W śnie - ujrzałem - Salę Sejmową,
nagle - coś zabłysło, nad moją głową,
wydzielone na sali - kształtne sektory,
zasugerowały, napisz sejmowe -love story.
Wyobraźnia moja nagle zadziałała,
ujrzałem te bufonowate, znudzone ciała,
nie mogąc patrzeć, na nie które gęby,
chciałem uciekać, nie miałem którędy.
Nie to jednak, jest tematem tej fraszki,
mam przedstawić przecież- miłosne igraszki,
które polegają - o dziwo, nie na pieszczotach,
lecz na poselskich - żałosnych mamrotach.

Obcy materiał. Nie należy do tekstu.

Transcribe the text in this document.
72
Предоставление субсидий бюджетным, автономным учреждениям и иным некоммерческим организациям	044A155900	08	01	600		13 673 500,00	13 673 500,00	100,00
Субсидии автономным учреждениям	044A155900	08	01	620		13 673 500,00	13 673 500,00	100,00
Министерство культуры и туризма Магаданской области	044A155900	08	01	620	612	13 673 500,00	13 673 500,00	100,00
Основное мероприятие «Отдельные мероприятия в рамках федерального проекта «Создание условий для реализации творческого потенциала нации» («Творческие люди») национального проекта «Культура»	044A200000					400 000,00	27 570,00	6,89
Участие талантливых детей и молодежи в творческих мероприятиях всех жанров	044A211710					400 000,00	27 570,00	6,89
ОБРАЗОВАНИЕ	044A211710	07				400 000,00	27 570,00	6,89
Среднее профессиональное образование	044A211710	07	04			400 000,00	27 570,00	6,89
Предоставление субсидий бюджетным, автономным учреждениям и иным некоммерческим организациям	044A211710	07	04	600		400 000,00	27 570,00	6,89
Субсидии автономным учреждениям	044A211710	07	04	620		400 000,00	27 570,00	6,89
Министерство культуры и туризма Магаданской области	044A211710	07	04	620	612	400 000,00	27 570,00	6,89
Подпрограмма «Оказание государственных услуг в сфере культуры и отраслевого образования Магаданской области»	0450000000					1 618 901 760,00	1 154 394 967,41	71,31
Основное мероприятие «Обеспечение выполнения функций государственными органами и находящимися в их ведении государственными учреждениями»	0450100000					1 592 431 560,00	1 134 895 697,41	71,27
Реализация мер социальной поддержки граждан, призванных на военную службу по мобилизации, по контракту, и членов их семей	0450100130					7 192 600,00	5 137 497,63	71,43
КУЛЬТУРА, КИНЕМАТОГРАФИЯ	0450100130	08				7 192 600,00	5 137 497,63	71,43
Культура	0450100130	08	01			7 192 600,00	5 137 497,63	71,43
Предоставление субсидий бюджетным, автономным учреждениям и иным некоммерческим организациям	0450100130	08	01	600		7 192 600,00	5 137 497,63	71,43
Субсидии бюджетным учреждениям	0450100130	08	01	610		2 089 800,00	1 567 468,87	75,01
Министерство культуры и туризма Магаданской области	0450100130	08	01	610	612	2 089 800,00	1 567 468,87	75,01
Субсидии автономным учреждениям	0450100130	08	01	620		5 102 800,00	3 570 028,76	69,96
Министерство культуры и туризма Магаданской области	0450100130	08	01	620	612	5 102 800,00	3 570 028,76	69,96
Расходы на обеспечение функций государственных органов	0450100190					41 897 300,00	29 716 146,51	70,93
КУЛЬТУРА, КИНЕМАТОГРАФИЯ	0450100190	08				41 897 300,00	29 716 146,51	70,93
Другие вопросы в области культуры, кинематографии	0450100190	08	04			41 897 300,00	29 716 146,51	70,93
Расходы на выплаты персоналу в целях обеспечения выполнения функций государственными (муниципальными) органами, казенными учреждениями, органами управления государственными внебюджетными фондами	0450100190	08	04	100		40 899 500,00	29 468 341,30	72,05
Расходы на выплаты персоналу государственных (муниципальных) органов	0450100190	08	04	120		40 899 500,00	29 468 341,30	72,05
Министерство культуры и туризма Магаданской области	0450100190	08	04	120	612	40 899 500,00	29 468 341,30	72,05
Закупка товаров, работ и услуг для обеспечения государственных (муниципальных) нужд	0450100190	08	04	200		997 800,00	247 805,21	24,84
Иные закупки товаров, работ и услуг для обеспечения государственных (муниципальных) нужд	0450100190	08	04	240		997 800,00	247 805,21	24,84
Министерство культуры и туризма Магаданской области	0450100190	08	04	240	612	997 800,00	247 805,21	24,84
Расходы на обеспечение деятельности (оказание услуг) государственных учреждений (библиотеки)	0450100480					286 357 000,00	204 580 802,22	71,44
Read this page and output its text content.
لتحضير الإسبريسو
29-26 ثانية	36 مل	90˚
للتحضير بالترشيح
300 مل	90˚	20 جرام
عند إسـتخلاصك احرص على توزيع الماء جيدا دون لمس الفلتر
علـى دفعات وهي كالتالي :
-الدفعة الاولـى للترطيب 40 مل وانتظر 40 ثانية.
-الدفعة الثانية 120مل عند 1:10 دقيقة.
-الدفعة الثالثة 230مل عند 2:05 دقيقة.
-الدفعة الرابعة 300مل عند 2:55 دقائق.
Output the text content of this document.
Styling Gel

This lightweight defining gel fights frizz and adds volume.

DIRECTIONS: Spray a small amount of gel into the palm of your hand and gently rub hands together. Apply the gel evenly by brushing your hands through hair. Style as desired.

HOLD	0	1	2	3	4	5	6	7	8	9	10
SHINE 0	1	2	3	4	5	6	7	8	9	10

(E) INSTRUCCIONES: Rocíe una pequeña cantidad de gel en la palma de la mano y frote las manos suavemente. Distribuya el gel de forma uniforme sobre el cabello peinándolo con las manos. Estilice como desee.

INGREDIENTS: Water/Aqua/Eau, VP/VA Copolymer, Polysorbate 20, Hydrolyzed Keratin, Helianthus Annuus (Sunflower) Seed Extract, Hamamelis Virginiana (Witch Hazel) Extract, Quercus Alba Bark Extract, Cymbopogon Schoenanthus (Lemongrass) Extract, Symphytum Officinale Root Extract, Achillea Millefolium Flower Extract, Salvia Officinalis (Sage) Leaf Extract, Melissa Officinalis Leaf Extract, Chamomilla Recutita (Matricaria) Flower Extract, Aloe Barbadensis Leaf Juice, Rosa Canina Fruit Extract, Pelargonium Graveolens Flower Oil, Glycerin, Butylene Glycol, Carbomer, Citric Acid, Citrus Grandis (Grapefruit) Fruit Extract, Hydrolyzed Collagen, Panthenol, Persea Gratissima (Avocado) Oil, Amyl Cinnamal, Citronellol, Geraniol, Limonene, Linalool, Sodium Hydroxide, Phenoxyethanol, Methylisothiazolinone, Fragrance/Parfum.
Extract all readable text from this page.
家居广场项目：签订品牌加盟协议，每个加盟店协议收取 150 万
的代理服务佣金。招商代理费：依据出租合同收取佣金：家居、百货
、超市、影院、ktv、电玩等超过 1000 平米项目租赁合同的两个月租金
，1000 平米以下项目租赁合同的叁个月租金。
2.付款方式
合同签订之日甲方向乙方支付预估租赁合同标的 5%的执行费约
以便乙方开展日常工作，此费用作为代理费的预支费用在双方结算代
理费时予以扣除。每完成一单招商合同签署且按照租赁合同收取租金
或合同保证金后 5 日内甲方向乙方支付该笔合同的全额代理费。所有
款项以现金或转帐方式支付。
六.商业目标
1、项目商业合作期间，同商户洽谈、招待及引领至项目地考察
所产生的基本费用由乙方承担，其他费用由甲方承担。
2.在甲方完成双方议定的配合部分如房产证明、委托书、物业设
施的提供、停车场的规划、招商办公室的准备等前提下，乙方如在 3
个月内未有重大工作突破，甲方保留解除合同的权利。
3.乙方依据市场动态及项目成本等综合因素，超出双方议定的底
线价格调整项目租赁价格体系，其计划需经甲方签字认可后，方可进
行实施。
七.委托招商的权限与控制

To sejmowe "love story" - to dopiero historia,
trzeba się jej wystrzegać - jak diabła i ognia,
tyle w niej nienawiści, zawiści, partyjnej głupoty,
nie ma więc tam kochasiów - do miłosnej roboty.
Love story - naszego polskiego Sejmu,
to gorzka pigułka - dana jeden drugiemu,
która być może, działa pobudzająco,
uruchamiając love - story -ale odrażająco!
Nie ma więc w Sejmie - historii miłości,
można mówić tylko - o historii - niegodziwości.
Kto słucha wystąpień - ten szczerze powie,
ważna jest miłość do ojczyzny - panowie posłowie.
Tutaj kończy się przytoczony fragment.